Panorama

Klage in den USA Eltern zerstören Pornosammlung des Sohns

imago85864905h.jpg

Der Mann muss nun ohne seine Sammlung auskommen (Symbolbild).

(Foto: imago/stockillustrations)

Die Beziehung zwischen Eltern und Kindern ist leicht zu erschüttern, beispielweise weil Eltern die Pornosammlung des Sohnes wegwerfen. Dafür verklagt der Mann nun Mutter und Vater. Es geht um viel Geld.

In den USA hat ein Sohn seine Eltern verklagt, weil diese seine Pornosammlung entsorgt haben. Der Mann aus dem US-Bundesstaat Michigan reichte eine Zivilklage ein, berichten US-Medien. Der britischen "Sun" zufolge befand sich die umfangreiche Sammlung mit anregenden Filmen und Magazinen in insgesamt 12 Umzugskartons.

Hinzu kamen zwei weitere Kartons mit Sexspielzeugen. Aus den Gerichtspapieren, aus denen der Sender Fox zitiert, geht hervor, dass der Mann 2016 nach seiner Scheidung wieder bei den Eltern eingezogen war. Zehn Monate später war das Eltern-Kind-Verhältnis allerdings ziemlich zerrüttet, unter anderem, weil der Sohn keine Miete zahlte.

Zwischenzeitlich musste sogar die Polizei kommen, um den häuslichen Frieden wieder herzustellen. Zu diesem Zeitpunkt war mit der Pornosammlung noch alles in Ordnung. Nach seinem Auszug stellte der Mann jedoch fest, dass 14 wichtige Umzugskisten nicht mit ihm am neuen Wohnort im US-Bundesstaat Indiana angekommen waren.
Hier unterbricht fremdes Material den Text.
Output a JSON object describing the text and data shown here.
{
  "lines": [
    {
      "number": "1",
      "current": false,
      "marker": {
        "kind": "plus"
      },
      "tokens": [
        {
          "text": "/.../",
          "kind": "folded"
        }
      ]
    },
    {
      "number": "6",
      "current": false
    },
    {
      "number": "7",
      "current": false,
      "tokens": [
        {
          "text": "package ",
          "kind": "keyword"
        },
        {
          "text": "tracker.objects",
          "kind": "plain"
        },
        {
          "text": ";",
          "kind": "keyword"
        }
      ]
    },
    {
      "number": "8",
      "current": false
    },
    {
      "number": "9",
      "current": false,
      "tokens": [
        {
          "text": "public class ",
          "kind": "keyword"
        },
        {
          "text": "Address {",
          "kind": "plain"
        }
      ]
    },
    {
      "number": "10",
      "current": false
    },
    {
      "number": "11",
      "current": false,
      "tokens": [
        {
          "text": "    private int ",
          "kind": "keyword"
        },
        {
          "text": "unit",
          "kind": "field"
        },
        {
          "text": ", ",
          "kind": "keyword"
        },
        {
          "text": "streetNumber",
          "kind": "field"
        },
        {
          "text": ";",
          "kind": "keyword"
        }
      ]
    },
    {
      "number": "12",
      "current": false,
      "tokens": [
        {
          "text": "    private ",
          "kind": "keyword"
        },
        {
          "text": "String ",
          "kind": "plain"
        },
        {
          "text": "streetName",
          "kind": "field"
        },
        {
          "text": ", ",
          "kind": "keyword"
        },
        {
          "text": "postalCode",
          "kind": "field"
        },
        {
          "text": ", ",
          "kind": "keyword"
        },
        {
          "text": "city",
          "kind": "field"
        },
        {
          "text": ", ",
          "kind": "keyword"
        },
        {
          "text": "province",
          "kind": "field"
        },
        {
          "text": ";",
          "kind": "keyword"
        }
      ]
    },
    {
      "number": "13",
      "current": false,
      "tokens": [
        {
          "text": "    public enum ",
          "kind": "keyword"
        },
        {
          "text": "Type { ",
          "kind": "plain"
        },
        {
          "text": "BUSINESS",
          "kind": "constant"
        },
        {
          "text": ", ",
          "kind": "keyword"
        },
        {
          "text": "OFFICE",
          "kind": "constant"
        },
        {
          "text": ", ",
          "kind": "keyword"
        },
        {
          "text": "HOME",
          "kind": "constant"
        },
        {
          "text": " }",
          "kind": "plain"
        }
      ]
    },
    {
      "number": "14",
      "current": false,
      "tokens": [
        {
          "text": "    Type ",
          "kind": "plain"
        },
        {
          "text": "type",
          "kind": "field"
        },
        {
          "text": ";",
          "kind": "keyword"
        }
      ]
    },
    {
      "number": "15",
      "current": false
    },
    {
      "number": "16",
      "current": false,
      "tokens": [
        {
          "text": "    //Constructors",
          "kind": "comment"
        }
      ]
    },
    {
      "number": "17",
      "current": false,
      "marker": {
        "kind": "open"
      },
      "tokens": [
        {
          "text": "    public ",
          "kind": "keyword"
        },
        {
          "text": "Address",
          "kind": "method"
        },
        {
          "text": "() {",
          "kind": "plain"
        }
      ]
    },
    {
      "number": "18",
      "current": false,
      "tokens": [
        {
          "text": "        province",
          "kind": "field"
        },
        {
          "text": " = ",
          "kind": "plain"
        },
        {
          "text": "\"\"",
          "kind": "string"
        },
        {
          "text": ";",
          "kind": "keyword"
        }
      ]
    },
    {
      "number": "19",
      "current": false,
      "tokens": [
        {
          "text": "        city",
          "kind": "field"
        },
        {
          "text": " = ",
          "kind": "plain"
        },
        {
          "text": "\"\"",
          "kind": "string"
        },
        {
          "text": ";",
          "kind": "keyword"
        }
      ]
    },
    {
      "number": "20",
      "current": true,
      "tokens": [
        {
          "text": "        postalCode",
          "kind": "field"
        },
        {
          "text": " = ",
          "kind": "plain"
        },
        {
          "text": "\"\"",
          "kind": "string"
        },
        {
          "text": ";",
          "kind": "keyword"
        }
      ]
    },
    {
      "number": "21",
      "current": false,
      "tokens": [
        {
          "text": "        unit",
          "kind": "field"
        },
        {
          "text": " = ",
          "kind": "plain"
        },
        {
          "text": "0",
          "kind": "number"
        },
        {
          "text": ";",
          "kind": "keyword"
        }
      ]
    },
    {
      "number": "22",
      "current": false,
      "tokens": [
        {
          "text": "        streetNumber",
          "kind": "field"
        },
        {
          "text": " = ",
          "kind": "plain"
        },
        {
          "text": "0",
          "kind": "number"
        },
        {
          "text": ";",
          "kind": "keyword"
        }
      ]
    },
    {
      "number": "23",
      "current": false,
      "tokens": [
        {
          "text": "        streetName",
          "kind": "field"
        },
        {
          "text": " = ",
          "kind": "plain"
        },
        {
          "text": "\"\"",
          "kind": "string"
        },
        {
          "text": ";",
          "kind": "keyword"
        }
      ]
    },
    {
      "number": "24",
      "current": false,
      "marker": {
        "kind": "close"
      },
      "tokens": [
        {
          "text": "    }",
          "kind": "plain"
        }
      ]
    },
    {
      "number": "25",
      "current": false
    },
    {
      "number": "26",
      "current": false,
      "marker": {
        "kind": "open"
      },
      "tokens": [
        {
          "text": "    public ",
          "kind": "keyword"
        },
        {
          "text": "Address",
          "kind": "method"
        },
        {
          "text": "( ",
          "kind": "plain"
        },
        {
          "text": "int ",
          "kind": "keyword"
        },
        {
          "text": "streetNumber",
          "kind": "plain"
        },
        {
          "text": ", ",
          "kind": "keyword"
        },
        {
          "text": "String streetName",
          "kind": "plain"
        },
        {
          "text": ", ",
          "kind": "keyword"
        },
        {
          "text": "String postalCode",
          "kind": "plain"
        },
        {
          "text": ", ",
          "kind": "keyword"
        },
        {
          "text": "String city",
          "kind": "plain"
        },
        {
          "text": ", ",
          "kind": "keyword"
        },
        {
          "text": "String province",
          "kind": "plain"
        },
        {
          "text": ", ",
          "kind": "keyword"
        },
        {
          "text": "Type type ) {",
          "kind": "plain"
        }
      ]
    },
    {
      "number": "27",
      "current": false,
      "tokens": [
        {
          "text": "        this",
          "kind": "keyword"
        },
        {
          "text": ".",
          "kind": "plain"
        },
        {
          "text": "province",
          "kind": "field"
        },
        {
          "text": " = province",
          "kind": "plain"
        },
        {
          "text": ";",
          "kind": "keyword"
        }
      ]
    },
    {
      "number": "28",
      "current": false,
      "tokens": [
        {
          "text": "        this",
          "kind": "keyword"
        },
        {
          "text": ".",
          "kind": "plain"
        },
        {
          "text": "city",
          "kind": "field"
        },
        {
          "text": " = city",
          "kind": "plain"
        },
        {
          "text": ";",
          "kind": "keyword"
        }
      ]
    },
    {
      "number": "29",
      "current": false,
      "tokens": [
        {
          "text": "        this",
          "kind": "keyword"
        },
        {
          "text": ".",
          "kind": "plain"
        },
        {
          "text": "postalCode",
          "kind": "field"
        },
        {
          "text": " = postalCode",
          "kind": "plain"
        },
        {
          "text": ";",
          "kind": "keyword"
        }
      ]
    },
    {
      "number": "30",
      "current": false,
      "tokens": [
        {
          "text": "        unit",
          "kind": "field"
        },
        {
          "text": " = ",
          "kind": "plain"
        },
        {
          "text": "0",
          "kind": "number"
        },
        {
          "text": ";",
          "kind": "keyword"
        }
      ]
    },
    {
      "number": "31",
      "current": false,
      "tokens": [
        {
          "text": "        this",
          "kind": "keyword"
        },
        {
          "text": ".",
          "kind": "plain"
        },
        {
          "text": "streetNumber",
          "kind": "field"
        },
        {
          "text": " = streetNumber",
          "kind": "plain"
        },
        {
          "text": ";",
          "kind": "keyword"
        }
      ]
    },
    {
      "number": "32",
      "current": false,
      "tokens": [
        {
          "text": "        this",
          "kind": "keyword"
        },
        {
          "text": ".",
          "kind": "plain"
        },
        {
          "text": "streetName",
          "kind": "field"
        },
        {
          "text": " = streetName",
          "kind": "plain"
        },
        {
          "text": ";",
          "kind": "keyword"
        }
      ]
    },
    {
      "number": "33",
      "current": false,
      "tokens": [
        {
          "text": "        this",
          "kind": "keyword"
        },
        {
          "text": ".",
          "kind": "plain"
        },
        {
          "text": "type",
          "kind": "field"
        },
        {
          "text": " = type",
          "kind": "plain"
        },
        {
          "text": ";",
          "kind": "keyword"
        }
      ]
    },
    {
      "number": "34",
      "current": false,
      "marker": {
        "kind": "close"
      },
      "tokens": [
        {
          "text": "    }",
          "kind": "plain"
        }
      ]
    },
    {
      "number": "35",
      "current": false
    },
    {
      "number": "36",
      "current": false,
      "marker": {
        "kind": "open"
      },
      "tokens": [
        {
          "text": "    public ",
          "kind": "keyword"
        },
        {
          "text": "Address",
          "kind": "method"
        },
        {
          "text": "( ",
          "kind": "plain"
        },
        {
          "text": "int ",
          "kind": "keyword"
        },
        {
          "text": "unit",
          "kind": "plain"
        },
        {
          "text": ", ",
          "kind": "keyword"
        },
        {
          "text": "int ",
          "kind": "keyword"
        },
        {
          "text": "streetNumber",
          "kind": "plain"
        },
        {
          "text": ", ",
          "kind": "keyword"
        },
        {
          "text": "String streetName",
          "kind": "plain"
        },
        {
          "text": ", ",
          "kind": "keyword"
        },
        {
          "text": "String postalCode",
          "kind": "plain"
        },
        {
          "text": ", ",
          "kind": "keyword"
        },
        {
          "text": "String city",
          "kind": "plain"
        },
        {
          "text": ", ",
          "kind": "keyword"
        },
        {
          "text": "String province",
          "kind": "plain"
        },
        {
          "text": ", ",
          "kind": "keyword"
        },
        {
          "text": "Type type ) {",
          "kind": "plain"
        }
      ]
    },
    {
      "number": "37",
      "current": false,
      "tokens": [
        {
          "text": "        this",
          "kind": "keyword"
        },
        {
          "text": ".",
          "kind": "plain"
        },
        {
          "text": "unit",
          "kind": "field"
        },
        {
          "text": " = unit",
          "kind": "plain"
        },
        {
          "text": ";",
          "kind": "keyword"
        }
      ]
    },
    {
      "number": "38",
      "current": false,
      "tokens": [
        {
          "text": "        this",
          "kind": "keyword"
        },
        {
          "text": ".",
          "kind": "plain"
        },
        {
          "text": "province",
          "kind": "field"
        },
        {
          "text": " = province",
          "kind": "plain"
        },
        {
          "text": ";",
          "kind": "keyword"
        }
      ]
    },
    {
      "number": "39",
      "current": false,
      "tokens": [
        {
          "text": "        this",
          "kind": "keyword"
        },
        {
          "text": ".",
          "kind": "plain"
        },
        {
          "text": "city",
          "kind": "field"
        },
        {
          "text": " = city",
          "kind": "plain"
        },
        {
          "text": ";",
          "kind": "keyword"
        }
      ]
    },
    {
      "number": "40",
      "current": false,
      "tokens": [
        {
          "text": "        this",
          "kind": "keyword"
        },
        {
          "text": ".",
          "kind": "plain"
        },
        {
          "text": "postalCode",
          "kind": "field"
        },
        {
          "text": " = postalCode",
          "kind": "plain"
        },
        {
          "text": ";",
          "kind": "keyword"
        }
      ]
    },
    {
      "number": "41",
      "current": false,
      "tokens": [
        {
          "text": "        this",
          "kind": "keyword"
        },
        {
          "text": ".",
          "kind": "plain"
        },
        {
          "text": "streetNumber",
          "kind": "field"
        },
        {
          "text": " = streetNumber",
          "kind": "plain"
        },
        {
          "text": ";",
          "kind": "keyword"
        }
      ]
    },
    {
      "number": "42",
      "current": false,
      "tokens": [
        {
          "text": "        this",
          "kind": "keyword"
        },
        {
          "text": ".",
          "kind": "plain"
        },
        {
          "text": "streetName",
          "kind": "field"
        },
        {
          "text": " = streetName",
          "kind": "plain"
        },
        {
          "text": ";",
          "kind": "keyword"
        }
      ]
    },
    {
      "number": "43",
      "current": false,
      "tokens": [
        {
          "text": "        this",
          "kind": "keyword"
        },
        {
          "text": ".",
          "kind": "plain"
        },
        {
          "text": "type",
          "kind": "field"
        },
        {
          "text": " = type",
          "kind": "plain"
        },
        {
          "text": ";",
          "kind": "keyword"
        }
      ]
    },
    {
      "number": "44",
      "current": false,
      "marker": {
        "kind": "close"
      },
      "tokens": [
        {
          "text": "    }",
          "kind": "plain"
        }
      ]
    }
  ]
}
Nach seinen Angaben betrug der Wert der Sammlung fast 30.000 US-Dollar, umgerechnet etwa 25.000 Euro. In einer E-Mail räumt der Vater ein, dass die Eltern zwölf Kartons mit Pornos und zwei mit Sexspielzeugen zerstört haben. Das habe eine ganze Weile gedauert. Der Vater begründete das Vorgehen damit, dass sein Sohn sowohl von der Schule als auch vom College ausgeschlossen worden war, weil er dort mit Pornos handelte. Zu dem drastischen Schritt hätten sich die Eltern entschlossen, um die emotionale und psychische Gesundheit des Sohnes zu schützen. Dem Vater zufolge hatte er den drastischen Schritt bei früheren Auseinandersetzungen angekündigt.

Der Sohn schrieb in einer empörten E-Mail an die Eltern: "Wenn Ihr ein Problem mit meinen Sachen habt, hättet Ihr das sagen müssen. Dann wäre ich woanders hingegangen. Statt dessen habt Ihr Euch entschieden zu schweigen und Euch rachsüchtig zu benehmen." Mit der Zivilklage will der Mann von seinen Eltern die Zahlung von umgerechnet 75.000 Euro erzwingen.